If you want to understand why AARP cares about prescription drugs, its allies say — and why it works so closely with insurance companies — you have to understand the story of its founder, Ethel Percy Andrus.
Andrus was a retired teacher who founded the organization in 1958, at least in part to create a health insurance plan that would cover seniors.
Like her contemporaries, she, too, railed against the high cost of prescription drugs, decades before multimillion-dollar drugs were even in the realm of possibility.
“It has long been recognized that one of the greatest expenses for retired persons living on restricted budgets is the high cost of drugs and prescriptions,” Andrus is quoted as saying on AARP’s website.

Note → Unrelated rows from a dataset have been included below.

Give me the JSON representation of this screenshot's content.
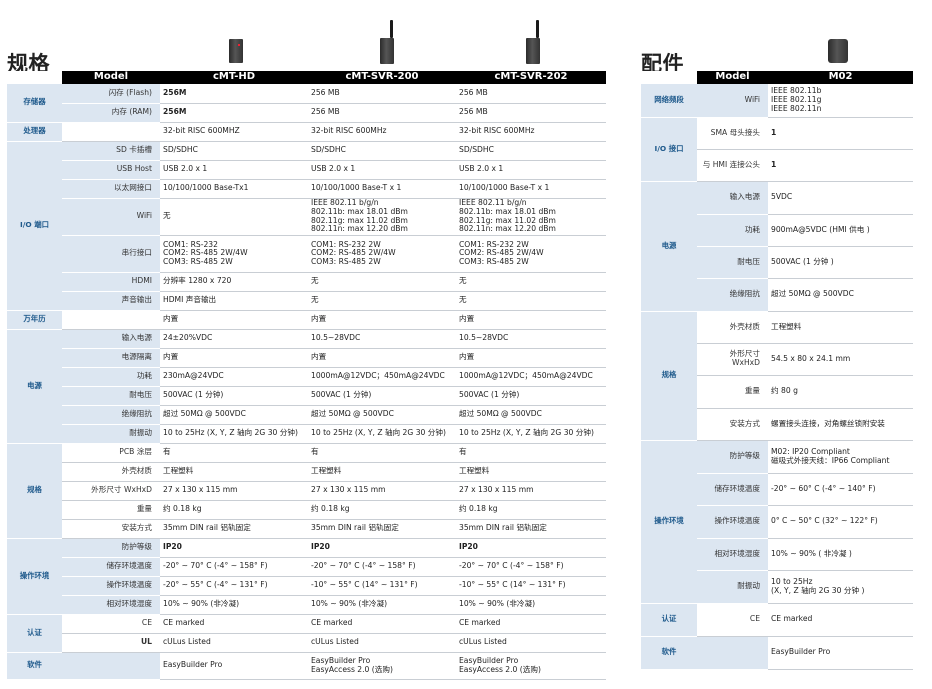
{
  "left": {
    "title": "规格",
    "columns": [
      "Model",
      "cMT-HD",
      "cMT-SVR-200",
      "cMT-SVR-202"
    ],
    "rows": [
      {
        "cat": "存储器",
        "feat": "闪存 (Flash)",
        "vals": [
          "256M",
          "256 MB",
          "256 MB"
        ],
        "bold": [
          0
        ]
      },
      {
        "cat": "",
        "feat": "内存 (RAM)",
        "vals": [
          "256M",
          "256 MB",
          "256 MB"
        ],
        "bold": [
          0
        ]
      },
      {
        "cat": "处理器",
        "feat": "",
        "vals": [
          "32-bit RISC 600MHZ",
          "32-bit RISC 600MHz",
          "32-bit RISC 600MHz"
        ]
      },
      {
        "cat": "I/O 端口",
        "feat": "SD 卡插槽",
        "vals": [
          "SD/SDHC",
          "SD/SDHC",
          "SD/SDHC"
        ]
      },
      {
        "cat": "",
        "feat": "USB Host",
        "vals": [
          "USB 2.0 x 1",
          "USB 2.0 x 1",
          "USB 2.0 x 1"
        ]
      },
      {
        "cat": "",
        "feat": "以太网接口",
        "vals": [
          "10/100/1000 Base-Tx1",
          "10/100/1000 Base-T x 1",
          "10/100/1000 Base-T x 1"
        ]
      },
      {
        "cat": "",
        "feat": "WiFi",
        "vals": [
          "无",
          "IEEE 802.11 b/g/n\n802.11b: max 18.01 dBm\n802.11g: max 11.02 dBm\n802.11n: max 12.20 dBm",
          "IEEE 802.11 b/g/n\n802.11b: max 18.01 dBm\n802.11g: max 11.02 dBm\n802.11n: max 12.20 dBm"
        ]
      },
      {
        "cat": "",
        "feat": "串行接口",
        "vals": [
          "COM1: RS-232\nCOM2: RS-485 2W/4W\nCOM3: RS-485 2W",
          "COM1: RS-232 2W\nCOM2: RS-485 2W/4W\nCOM3: RS-485 2W",
          "COM1: RS-232 2W\nCOM2: RS-485 2W/4W\nCOM3: RS-485 2W"
        ]
      },
      {
        "cat": "",
        "feat": "HDMI",
        "vals": [
          "分辨率 1280 x 720",
          "无",
          "无"
        ]
      },
      {
        "cat": "",
        "feat": "声音输出",
        "vals": [
          "HDMI 声音输出",
          "无",
          "无"
        ]
      },
      {
        "cat": "万年历",
        "feat": "",
        "vals": [
          "内置",
          "内置",
          "内置"
        ]
      },
      {
        "cat": "电源",
        "feat": "输入电源",
        "vals": [
          "24±20%VDC",
          "10.5~28VDC",
          "10.5~28VDC"
        ]
      },
      {
        "cat": "",
        "feat": "电源隔离",
        "vals": [
          "内置",
          "内置",
          "内置"
        ]
      },
      {
        "cat": "",
        "feat": "功耗",
        "vals": [
          "230mA@24VDC",
          "1000mA@12VDC；450mA@24VDC",
          "1000mA@12VDC；450mA@24VDC"
        ]
      },
      {
        "cat": "",
        "feat": "耐电压",
        "vals": [
          "500VAC (1 分钟)",
          "500VAC (1 分钟)",
          "500VAC (1 分钟)"
        ]
      },
      {
        "cat": "",
        "feat": "绝缘阻抗",
        "vals": [
          "超过 50MΩ  @ 500VDC",
          "超过 50MΩ  @ 500VDC",
          "超过 50MΩ  @ 500VDC"
        ]
      },
      {
        "cat": "",
        "feat": "耐振动",
        "vals": [
          "10 to 25Hz (X, Y, Z 轴向 2G 30 分钟)",
          "10 to 25Hz (X, Y, Z 轴向 2G 30 分钟)",
          "10 to 25Hz (X, Y, Z 轴向 2G 30 分钟)"
        ]
      },
      {
        "cat": "规格",
        "feat": "PCB 涂层",
        "vals": [
          "有",
          "有",
          "有"
        ]
      },
      {
        "cat": "",
        "feat": "外壳材质",
        "vals": [
          "工程塑料",
          "工程塑料",
          "工程塑料"
        ]
      },
      {
        "cat": "",
        "feat": "外形尺寸 WxHxD",
        "vals": [
          "27 x 130 x 115 mm",
          "27 x 130 x 115 mm",
          "27 x 130 x 115 mm"
        ]
      },
      {
        "cat": "",
        "feat": "重量",
        "vals": [
          "约 0.18 kg",
          "约 0.18 kg",
          "约 0.18 kg"
        ]
      },
      {
        "cat": "",
        "feat": "安装方式",
        "vals": [
          "35mm DIN rail 铝轨固定",
          "35mm DIN rail 铝轨固定",
          "35mm DIN rail 铝轨固定"
        ]
      },
      {
        "cat": "操作环境",
        "feat": "防护等级",
        "vals": [
          "IP20",
          "IP20",
          "IP20"
        ],
        "bold": [
          0,
          1,
          2
        ]
      },
      {
        "cat": "",
        "feat": "储存环境温度",
        "vals": [
          "-20° ~ 70° C (-4° ~ 158° F)",
          "-20° ~ 70° C (-4° ~ 158° F)",
          "-20° ~ 70° C (-4° ~ 158° F)"
        ]
      },
      {
        "cat": "",
        "feat": "操作环境温度",
        "vals": [
          "-20° ~ 55° C (-4° ~ 131° F)",
          "-10° ~ 55° C (14° ~ 131° F)",
          "-10° ~ 55° C (14° ~ 131° F)"
        ]
      },
      {
        "cat": "",
        "feat": "相对环境湿度",
        "vals": [
          "10% ~ 90% (非冷凝)",
          "10% ~ 90% (非冷凝)",
          "10% ~ 90% (非冷凝)"
        ]
      },
      {
        "cat": "认证",
        "feat": "CE",
        "vals": [
          "CE marked",
          "CE marked",
          "CE marked"
        ]
      },
      {
        "cat": "",
        "feat": "UL",
        "vals": [
          "cULus Listed",
          "cULus Listed",
          "cULus Listed"
        ],
        "featbold": true
      },
      {
        "cat": "软件",
        "feat": "",
        "vals": [
          "EasyBuilder Pro",
          "EasyBuilder Pro\nEasyAccess 2.0 (选购)",
          "EasyBuilder Pro\nEasyAccess 2.0 (选购)"
        ]
      }
    ]
  },
  "right": {
    "title": "配件",
    "columns": [
      "Model",
      "M02"
    ],
    "rows": [
      {
        "cat": "网络频段",
        "feat": "WiFi",
        "vals": [
          "IEEE 802.11b\nIEEE 802.11g\nIEEE 802.11n"
        ]
      },
      {
        "cat": "I/O 接口",
        "feat": "SMA 母头接头",
        "vals": [
          "1"
        ],
        "bold": [
          0
        ]
      },
      {
        "cat": "",
        "feat": "与 HMI 连接公头",
        "vals": [
          "1"
        ],
        "bold": [
          0
        ]
      },
      {
        "cat": "电源",
        "feat": "输入电源",
        "vals": [
          "5VDC"
        ]
      },
      {
        "cat": "",
        "feat": "功耗",
        "vals": [
          "900mA@5VDC (HMI 供电 )"
        ]
      },
      {
        "cat": "",
        "feat": "耐电压",
        "vals": [
          "500VAC (1 分钟 )"
        ]
      },
      {
        "cat": "",
        "feat": "绝缘阻抗",
        "vals": [
          "超过 50MΩ  @  500VDC"
        ]
      },
      {
        "cat": "规格",
        "feat": "外壳材质",
        "vals": [
          "工程塑料"
        ]
      },
      {
        "cat": "",
        "feat": "外形尺寸 WxHxD",
        "vals": [
          "54.5 x 80 x 24.1 mm"
        ]
      },
      {
        "cat": "",
        "feat": "重量",
        "vals": [
          "约 80 g"
        ]
      },
      {
        "cat": "",
        "feat": "安装方式",
        "vals": [
          "螺置接头连接，对角螺丝锁附安装"
        ]
      },
      {
        "cat": "操作环境",
        "feat": "防护等级",
        "vals": [
          "M02: IP20 Compliant\n磁吸式外接天线：IP66 Compliant"
        ]
      },
      {
        "cat": "",
        "feat": "储存环境温度",
        "vals": [
          "-20° ~ 60° C (-4° ~ 140° F)"
        ]
      },
      {
        "cat": "",
        "feat": "操作环境温度",
        "vals": [
          "0° C ~ 50° C (32° ~ 122° F)"
        ]
      },
      {
        "cat": "",
        "feat": "相对环境湿度",
        "vals": [
          "10% ~ 90% ( 非冷凝 )"
        ]
      },
      {
        "cat": "",
        "feat": "耐振动",
        "vals": [
          "10 to 25Hz\n(X, Y, Z 轴向 2G 30 分钟 )"
        ]
      },
      {
        "cat": "认证",
        "feat": "CE",
        "vals": [
          "CE marked"
        ]
      },
      {
        "cat": "软件",
        "feat": "",
        "vals": [
          "EasyBuilder Pro"
        ]
      }
    ]
  }
}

More recently, AARP was a driving force behind the 2003 creation of Medicare’s prescription drug benefit. And in 2004, the group’s then-CEO Bill Novelli wrote to 16 drug industry CEOs requesting that companies not hike their prices larger than inflation. That year the group also began calling out the prescription drug industry directly, with the inaugural release of an annual report tracking drug price hikes.
But this time around, the campaign feels a bit more bellicose.
On July 22, a lobbyist for AARP sat behind a desk in Washington to record a video plea to the group’s millions of members: call the U.S. senate and demand lawmakers vote for a piece of legislation that would cap drug price increase at inflation.
“You could imagine how the drug companies feel about this,” the lobbyist, Fred Griesbach, barked with a heavy New York accent. “They’re going to try to shut this down.”
On his desk rested a baseball bat, emblazoned with a clear message: “AARP is watching.”